Burning epigastric pain or epigastric cramps between meals, that wake the patient at night. Recurrent episodes characteristically last a few days and are often accompanied by nausea and even vomiting.
The most common complications are perforation and bleeding.
Treatment of non-complicated ulcers
- For an isolated episode:
- identify patients taking NSAID or acetylsalicylic acid; stop treatment;
- encourage patients to avoid alcohol and tobacco use;
- omeprazole PO: 20 mg once daily in the morning for 7 to 10 days. In severe or recurrent cases, dose can be increased to 40 mg once daily and the treatment can be prolonged for up to 8 weeks.
- If the patient has frequent recurrences unrelated to NSAID use, that require repeated treatment with antiulcer drugs: see eradication of Helicobacter pylori.
Treatment of complicated ulcers
Perforation should be considered in patients presenting with sudden onset intense epigastric pain, particularly if there is rigidity of the abdominal wall. The risk of peritonitis is increased if the perforation occurs on a full stomach.
- To start:
- place the patient on a strict fast (NPO); insert a nasogastric tube and aspirate if possible;
- insert an intravenous line and hydrate (Ringer lactate);
- treat acute pain (see Pain, Chapter 1);
- omeprazole IV infusion: 40 mg once daily over 20 to 30 minutes
- Refer to a surgeon.
- If referral not possible, risk of mortality is high:
- Continue conservative management including maintenance fluid (alternate 5% glucose and Ringer lactate).
- Start IV antibiotics (see Shock, Chapter 1).
- If after 3 days, the patient's clinical condition has improved, cautiously restart oral feeding, remove the nasogastric tube and start PO treatment to eradicate Helicobacter pylori (see eradication of Helicobacter pylori).
Passing of black stool (maelena) and/or vomiting blood (haematemesis). In 80% of cases the bleeding stops spontaneously.
- Insert a nasogastric tube for aspiration and insert an IV line (16G).
- If the haemodynamic state is stable (pulse and blood pressure are normal):
- Hydrate (Ringer lactate), monitor, keep NPO for 12 hours.
- If there is no active haemorrhage, restart oral feeding after 12 hours.
- Gastric lavage with cold water is not essential, but may help evaluate persistence of bleeding.
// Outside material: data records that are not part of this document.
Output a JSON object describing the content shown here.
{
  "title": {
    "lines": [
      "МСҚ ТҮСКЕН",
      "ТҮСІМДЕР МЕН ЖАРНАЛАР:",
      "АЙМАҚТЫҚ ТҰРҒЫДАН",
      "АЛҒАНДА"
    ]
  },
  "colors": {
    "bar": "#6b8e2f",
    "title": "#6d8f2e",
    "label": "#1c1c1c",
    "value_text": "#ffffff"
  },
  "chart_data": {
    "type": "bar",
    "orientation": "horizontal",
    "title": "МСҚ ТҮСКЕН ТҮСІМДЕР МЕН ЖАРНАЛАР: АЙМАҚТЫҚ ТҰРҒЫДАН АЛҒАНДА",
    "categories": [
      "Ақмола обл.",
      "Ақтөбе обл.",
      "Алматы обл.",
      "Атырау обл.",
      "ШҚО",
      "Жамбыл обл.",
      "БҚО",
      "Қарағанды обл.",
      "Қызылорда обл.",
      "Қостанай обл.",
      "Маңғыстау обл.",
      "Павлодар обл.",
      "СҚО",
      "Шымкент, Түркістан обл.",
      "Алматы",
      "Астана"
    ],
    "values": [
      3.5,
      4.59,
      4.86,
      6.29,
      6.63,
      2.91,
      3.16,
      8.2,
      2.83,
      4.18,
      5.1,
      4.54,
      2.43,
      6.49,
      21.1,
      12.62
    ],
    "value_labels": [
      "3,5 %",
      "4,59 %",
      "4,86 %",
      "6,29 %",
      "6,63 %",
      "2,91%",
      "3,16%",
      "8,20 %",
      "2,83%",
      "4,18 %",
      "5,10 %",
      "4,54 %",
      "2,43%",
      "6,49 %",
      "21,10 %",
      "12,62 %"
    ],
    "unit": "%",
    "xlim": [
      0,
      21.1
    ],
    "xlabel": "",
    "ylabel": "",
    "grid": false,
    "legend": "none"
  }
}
- If the haemorrhage continues (haematemesis) and/or if the haemodynamic state deteriorates (pulse increases, BP drops):
- Intensive care and transfusion according to the severity of the bleeding (see haemorrhagic shock, Chapter 1).
- Emergency surgical intervention.
Most peptic ulcers are caused by Helicobacter pylori infection. If a diagnosis of ulcer is probable, treatment to eradicate H. pylori should be considered if the patient has frequent attacks requiring repeated and/or prolonged treatments with antiulcer drugs over 8 weeks or in cases of complicated ulcers (perforation or gastrointestinal bleeding). Infection should be confirmed with a test where possible.
H. pylori resistance to antibiotics varies globally, follow national recommendations where available. If not, for information, administer a triple therapy for 7 days:
omeprazole PO 20 mg 2 times daily + clarithromycin PO 500 mg 2 times daily + amoxicillin PO 1 g 2 times daily a Citation a. In penicillin-allergic patients, amoxicillin PO can be substituted with metronidazole PO 500 mg 2 times daily. .
In immunocompromised patients, consider mycobacterium avium complex (MAC) infection or other nontuberculous mycobacterium (NTM) infection prior to starting a clarithromycin-containing triple therapy.
If symptoms continue despite treatment, consider the differential diagnosis of gastric cancer. Refer for investigations if possible.
- Acetylsalicylic acid (aspirin) and NSAID (ibuprofen, diclofenac, etc.) are contra-indicated in patients suffering from or with a history of ulcers.
- Omeprazole is as effective PO as IV.
- (a)In penicillin-allergic patients, amoxicillin PO can be substituted with metronidazole PO 500 mg 2 times daily.